Normally this would be a deal breaker for me but Shadowrun Returns isn’t just that one game nor is it just whatever DLC they throw at us. The developers have put in a rather powerful campaign creator that reminds me greatly of the one included with Neverwinter Nights. There’s already a rather bustling community of scenario developers throwing stuff up on Steam which extends the value you are getting for your buck when you buy this game.

Another perk in favor of the game is the sheer quality of the missions. There’s some damn good writing and even better combat design on display here. No character build, no matter how obtuse, feels underutilized. A spellcaster works just as good as a hacker who works just as good as a well-trained gunslinger. Every class is given a chance to shine thanks to level design that gives you a real chance to exploit your abilities, such as using hacking a computer to shut down defenses or using your magic's to summon up a spirit that infests an area to fight alongside you. You can even build a character who hides in a corner and lets multiple robot drones fight for him instead of getting your hands dirty. It's great.

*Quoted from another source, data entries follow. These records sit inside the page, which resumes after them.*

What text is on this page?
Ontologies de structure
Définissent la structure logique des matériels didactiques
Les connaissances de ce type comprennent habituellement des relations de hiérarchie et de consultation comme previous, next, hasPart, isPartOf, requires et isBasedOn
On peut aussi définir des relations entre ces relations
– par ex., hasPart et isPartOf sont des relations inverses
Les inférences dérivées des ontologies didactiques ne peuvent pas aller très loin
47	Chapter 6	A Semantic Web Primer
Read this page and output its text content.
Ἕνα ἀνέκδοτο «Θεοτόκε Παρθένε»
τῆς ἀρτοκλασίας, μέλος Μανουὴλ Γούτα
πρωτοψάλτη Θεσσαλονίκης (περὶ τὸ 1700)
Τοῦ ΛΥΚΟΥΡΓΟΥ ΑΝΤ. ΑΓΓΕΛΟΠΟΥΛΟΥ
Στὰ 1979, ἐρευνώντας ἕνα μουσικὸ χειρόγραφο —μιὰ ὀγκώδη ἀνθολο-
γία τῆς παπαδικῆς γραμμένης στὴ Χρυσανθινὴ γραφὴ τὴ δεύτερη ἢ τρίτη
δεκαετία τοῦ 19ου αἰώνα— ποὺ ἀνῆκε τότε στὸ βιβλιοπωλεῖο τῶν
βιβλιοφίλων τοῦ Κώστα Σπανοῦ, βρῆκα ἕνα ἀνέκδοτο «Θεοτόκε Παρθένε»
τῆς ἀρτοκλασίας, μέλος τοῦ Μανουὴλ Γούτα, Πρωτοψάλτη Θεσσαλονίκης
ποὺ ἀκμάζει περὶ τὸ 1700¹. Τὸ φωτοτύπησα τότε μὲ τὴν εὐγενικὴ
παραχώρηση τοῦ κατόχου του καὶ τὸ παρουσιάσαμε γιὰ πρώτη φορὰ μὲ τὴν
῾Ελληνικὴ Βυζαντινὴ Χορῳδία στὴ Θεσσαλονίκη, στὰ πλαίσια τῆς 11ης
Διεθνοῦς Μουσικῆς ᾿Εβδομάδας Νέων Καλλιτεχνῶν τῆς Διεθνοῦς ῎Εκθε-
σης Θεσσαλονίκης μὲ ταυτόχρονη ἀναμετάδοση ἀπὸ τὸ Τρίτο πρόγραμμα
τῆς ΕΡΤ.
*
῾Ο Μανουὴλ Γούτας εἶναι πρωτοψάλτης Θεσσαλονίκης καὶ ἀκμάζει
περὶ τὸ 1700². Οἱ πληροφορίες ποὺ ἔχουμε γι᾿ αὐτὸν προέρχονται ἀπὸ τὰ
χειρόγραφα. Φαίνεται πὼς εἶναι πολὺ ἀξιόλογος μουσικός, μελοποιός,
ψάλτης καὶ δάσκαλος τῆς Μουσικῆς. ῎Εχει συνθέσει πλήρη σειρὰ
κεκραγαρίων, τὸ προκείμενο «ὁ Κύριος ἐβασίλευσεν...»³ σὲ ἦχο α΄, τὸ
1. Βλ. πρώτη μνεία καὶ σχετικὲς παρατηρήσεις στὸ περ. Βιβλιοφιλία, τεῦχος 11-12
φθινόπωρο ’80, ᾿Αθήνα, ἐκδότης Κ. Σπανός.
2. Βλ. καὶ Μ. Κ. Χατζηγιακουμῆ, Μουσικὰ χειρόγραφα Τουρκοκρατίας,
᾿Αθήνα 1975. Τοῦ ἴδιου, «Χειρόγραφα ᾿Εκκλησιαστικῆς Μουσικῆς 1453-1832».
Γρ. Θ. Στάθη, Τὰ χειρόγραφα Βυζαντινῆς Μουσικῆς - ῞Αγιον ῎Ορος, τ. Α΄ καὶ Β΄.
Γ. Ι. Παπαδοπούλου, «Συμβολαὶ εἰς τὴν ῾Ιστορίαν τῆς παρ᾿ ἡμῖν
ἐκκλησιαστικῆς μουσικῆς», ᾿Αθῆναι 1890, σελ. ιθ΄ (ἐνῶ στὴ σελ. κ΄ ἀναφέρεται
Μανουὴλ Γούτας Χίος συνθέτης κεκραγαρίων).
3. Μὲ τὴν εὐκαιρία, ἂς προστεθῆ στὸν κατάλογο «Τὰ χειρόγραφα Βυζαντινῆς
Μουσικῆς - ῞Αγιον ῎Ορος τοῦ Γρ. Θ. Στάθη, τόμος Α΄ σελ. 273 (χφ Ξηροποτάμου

The missions themselves are actually very interesting too. Getting attacked by stimulant addicts who have been programmed to attack you is a fairly new experience as is laying siege to what essentially amounts to a Scientology building. The fights get chaotic and intense. You’ll need to use the cover system (familiar to anyone who played X-Com Enemy Unknown) if you want to survive these hectic messes of gunfire you'll have to be careful, move slowly and pick your targets for return fire. Unfortunately this intensity comes back to bite you in the rear when you get killed by a lucky shot 30 minutes into a mission and you have to redo the whole bloody thing. Even better is when something just doesn’t trigger, such as an enemy you need to kill not appearing, which forces you to reload and start the whole damn mission over. It’s intensely frustrating and it feels like it shouldn’t be a problem in this day and age.

Beyond the gameplay and setting there isn’t much else to Shadowrun. The soundtrack is fine – it’s barely there and there’s no voice work but it fits the mood of the game. Graphics are much the same. Honestly it’s all very utilitarian and it gives off the vibe that they really wanted to make sure that the gameplay was up to snuff so the art and sound design is a bit on the lax side of things. It looks fine, it’s got an interesting neon-noire look to it, but it’s just not incredibly impressive in this day and age when ever our MMO’s are getting really flashy.

What's important here is how the game plays and how well it executes the setting and on those merits alone Shadowrun Returns succeeds. Content may be light straight out of the proverbial box but that can be mitigated thanks to the community. It might not be the prettiest dame at the ball but it certainly works hard to keep your attention long enough for you to get your money’s worth and that’s more than a lot of big name game developers can honestly say about their game.